Dès la fin juin, les habitants de Bordeaux pourront commander un taxi via l'application G7, une initiative historique pour l'entreprise qui marque son premier pas en dehors de l'Ile-de-France. G7 souhaite ainsi s'implanter dans un marché jusqu'à présent largement dominé par Uber.
Pour cette première phase, environ 200 chauffeurs de taxi de Bordeaux et du bassin d'Arcachon participeront à cette expansion. Étonnamment, cette possibilité de commander des taxis par G7 était précédemment réservée aux entreprises abonnées, représentant moins de 1% de leur activité.
Avec cette originalité, G7 affiche une volonté claire de s'intégrer dans le secteur du transport, jugeant la province comme un terrain d'opportunité. Nicolas Rousselet, président du groupe, a souligné lors d'une conférence de presse : "La province représente 30% du marché du transport public particulier de personnes, incluant taxis et VTC." Une part que l'entreprise semble déterminée à conquérir.

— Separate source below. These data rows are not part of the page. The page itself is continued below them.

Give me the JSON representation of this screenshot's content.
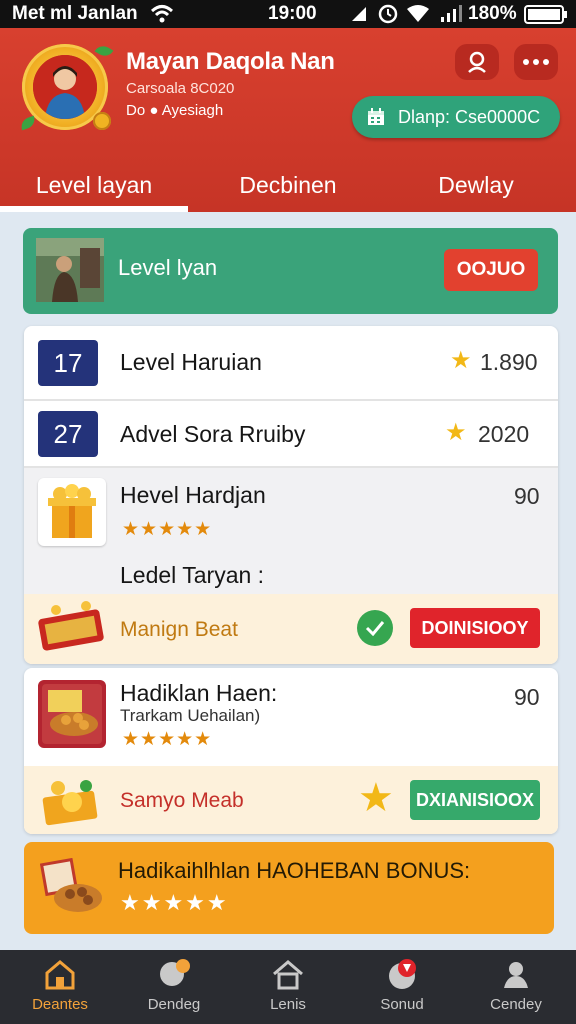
{
  "status_bar": {
    "left": "Met ml Janlan",
    "time": "19:00",
    "battery": "180%"
  },
  "header": {
    "user_name": "Mayan Daqola Nan",
    "sub1": "Carsoala 8C020",
    "sub2": "Do ● Ayesiagh",
    "balance": "Dlanp: Cse0000C"
  },
  "tabs": [
    {
      "label": "Level layan",
      "active": true
    },
    {
      "label": "Decbinen",
      "active": false
    },
    {
      "label": "Dewlay",
      "active": false
    }
  ],
  "featured": {
    "label": "Level lyan",
    "button": "OOJUO"
  },
  "rows": [
    {
      "rank": "17",
      "title": "Level Haruian",
      "score": "1.890"
    },
    {
      "rank": "27",
      "title": "Advel Sora Rruiby",
      "score": "2020"
    }
  ],
  "item1": {
    "title": "Hevel Hardjan",
    "score": "90",
    "stars": "★★★★★"
  },
  "section_title": "Ledel Taryan :",
  "reward1": {
    "label": "Manign Beat",
    "button": "DOINISIOOY"
  },
  "item2": {
    "title": "Hadiklan Haen:",
    "subtitle": "Trarkam Uehailan)",
    "score": "90",
    "stars": "★★★★★"
  },
  "reward2": {
    "label": "Samyo Meab",
    "button": "DXIANISIOOX"
  },
  "bonus": {
    "title": "Hadikaihlhlan HAOHEBAN BONUS:",
    "stars": "★★★★★"
  },
  "nav": [
    {
      "label": "Deantes",
      "icon": "home-icon",
      "active": true
    },
    {
      "label": "Dendeg",
      "icon": "chat-icon",
      "active": false
    },
    {
      "label": "Lenis",
      "icon": "house-icon",
      "active": false
    },
    {
      "label": "Sonud",
      "icon": "trophy-icon",
      "active": false
    },
    {
      "label": "Cendey",
      "icon": "profile-icon",
      "active": false
    }
  ],
  "colors": {
    "header": "#c63426",
    "accent_green": "#3aa37a",
    "accent_red": "#e2412f",
    "bonus": "#f4a01e",
    "nav_bg": "#2a2c31"
  }
}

L'évolution du marché francilien n'est pas en faveur de G7, avec une diminution de 2 à 3% en 2025, largement attribuée à la réduction des déplacements professionnels en raison du télétravail. Pour contrer cette tendance, G7 a dû réduire son nombre de chauffeurs, passant de 10 500 à 9 500, afin de préserver le chiffre d'affaires de ses affiliés, déjà fragilisés par l'augmentation des prix du carburant.
Dans cette lutte, Uber, avec une part de marché de 70% à Paris, et potentiellement davantage en province, demeure un concurrent redoutable. G7 a dénoncé une concurrence jugée déloyale, pointant du doigt la fraude sociale qui sévirait dans les rangs des VTC, où certains chauffeurs utiliseraient des sociétés-écrans pour éviter de payer leurs cotisations sociales.
En réponse à ces défis, un syndicat de taxis, dont G7 est membre, prévoit de déposer une assignation contre Uber devant le tribunal des activités économiques de Paris sous peu. G7 conteste également les prix forfaitaires imposés par Uber pour des courses réalisées par des taxis, affirmant que l'utilisation du taximètre est une obligation légale.
Réagissant à ces critiques, un porte-parole d'Uber a répondu : "Le taximètre qui affiche un tarif maximum est en vigueur pour tous les trajets Uber Taxi, sans exception. Nous sommes fiers d'avoir apporté plus de clarté et d'avoir dynamisé le marché du taxi avec des tarifs transparents, gagnant la confiance de 4 500 taxis à Paris." Ce débat sur la réglementation et la concurrence dans le secteur des transports à la demande est loin d'être clos.